Posta a questão nestes termos, e pelo que toca ao pedido principal, o único a que teremos de atender para o fim que nos ocupa, é patente a competência dos tribunais judiciais para dirimir o litígio entre o Autor e a Ré.
Com efeito, está aqui em discussão um pedido indemnizatório submetido a normas de direito privado. A Ré, por alegado incumprimento das suas obrigações para com a Segurança Social, teria causado ao Autor um dano patrimonial cuja reparação este exige na forma de pagamento de determinada quantia.
A esta disputa em torno do ressarcimento do eventual prejuízo é de todo alheia aquela entidade pública que, de resto, nenhum interesse directo tem no seu desfecho, já que não é pedida a condenação da Ré no pagamento de qualquer quantia à Segurança Social. A hipotética existência de uma obrigação contributiva insatisfeita não é discutida a título principal, apresenta-se antes como um mero pressuposto, como uma questão prejudicial autónoma que pode, sem dúvida, condicionar o êxito pedido, mas que, atenta a sua posição na lide, não será abrangida pelo caso julgado que vier a formar-se.

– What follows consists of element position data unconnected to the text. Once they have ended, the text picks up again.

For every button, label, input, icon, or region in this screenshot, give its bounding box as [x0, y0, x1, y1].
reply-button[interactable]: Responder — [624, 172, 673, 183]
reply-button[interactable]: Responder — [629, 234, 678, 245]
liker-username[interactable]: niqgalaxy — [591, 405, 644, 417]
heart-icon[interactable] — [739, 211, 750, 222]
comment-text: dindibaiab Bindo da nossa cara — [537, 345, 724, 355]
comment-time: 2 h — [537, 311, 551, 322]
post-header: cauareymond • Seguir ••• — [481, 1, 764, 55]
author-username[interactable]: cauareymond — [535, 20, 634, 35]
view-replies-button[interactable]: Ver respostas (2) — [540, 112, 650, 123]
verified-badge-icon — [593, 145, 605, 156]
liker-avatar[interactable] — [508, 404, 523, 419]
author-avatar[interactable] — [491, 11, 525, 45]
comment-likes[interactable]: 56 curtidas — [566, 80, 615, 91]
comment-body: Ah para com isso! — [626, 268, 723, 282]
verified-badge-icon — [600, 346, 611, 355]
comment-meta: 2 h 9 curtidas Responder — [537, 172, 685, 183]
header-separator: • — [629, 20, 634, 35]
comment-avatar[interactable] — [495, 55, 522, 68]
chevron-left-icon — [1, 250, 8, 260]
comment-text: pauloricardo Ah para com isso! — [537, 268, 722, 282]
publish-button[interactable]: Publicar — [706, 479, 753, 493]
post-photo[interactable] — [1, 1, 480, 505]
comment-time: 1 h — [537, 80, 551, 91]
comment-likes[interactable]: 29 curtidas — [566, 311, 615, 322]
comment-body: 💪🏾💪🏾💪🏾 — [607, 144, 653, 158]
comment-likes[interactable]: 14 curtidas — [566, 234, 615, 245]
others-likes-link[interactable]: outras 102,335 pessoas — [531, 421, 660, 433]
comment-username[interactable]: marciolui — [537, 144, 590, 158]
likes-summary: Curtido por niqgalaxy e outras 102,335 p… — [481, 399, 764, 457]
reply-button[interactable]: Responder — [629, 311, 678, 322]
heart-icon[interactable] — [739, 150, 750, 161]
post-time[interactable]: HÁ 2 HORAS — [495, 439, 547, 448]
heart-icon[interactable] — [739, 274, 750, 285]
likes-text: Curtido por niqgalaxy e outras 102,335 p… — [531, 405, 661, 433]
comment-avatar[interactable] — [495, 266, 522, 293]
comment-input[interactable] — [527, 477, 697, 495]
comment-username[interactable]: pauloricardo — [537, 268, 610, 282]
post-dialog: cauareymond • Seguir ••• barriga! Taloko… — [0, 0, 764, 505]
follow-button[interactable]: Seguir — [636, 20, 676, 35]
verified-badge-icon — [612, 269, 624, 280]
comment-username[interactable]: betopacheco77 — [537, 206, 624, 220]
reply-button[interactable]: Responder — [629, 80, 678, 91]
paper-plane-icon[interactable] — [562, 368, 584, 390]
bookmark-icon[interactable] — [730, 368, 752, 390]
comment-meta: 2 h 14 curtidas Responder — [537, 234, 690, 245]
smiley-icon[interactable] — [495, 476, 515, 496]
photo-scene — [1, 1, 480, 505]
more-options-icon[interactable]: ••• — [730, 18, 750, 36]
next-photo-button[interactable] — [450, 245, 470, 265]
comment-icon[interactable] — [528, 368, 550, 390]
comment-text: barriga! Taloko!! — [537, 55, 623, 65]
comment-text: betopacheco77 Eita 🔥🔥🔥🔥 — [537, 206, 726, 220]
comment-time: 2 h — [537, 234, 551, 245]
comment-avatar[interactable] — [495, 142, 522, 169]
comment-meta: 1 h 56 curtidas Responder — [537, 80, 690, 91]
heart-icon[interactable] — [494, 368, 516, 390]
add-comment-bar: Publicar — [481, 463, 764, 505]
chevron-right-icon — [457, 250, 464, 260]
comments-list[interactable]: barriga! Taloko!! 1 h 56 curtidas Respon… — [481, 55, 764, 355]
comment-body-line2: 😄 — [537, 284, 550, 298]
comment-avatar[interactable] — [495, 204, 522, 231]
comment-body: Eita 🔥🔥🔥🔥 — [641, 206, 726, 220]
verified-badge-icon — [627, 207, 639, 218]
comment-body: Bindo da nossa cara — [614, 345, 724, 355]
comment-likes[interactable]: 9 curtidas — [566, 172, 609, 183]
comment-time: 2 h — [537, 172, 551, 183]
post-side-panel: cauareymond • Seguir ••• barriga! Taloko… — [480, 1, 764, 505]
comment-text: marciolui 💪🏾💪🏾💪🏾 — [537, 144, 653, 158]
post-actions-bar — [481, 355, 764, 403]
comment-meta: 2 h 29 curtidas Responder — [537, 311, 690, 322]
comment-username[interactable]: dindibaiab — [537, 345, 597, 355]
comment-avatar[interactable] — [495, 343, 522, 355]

Deste modo, estando apenas em causa um pedido de indemnização de um sujeito de direito privado dirigido a uma entidade que tem a mesma natureza jurídica, é óbvio que essa pretensão obrigacional há-de reger-se pelas normas de direito privado que disciplinam a matéria.
Assim, nos termos das disposições combinadas dos arts. 4° n° 3 al. d) do ETAF e 18° n° 1 da Lei de Organização dos Tribunais Judiciais (aprovada pela Lei n° 13/99 de 13 de Janeiro com as alterações subsequentes), acorda-se em julgar competentes os tribunais judiciais para dirimir o presente litígio.
Fica prejudicada a questão da determinação da competência para decidir do pedido subsidiário.
Sem custas.
Lisboa, 10 de Dezembro de 2009. – Fernando Manuel Azevedo Moreira (relator) – Arlindo de Oliveira Rocha – Rosendo Dias José – José Adriano Machado Souto de Moura – Alberto Augusto Andrade de Oliveira – Armindo dos Santos Monteiro.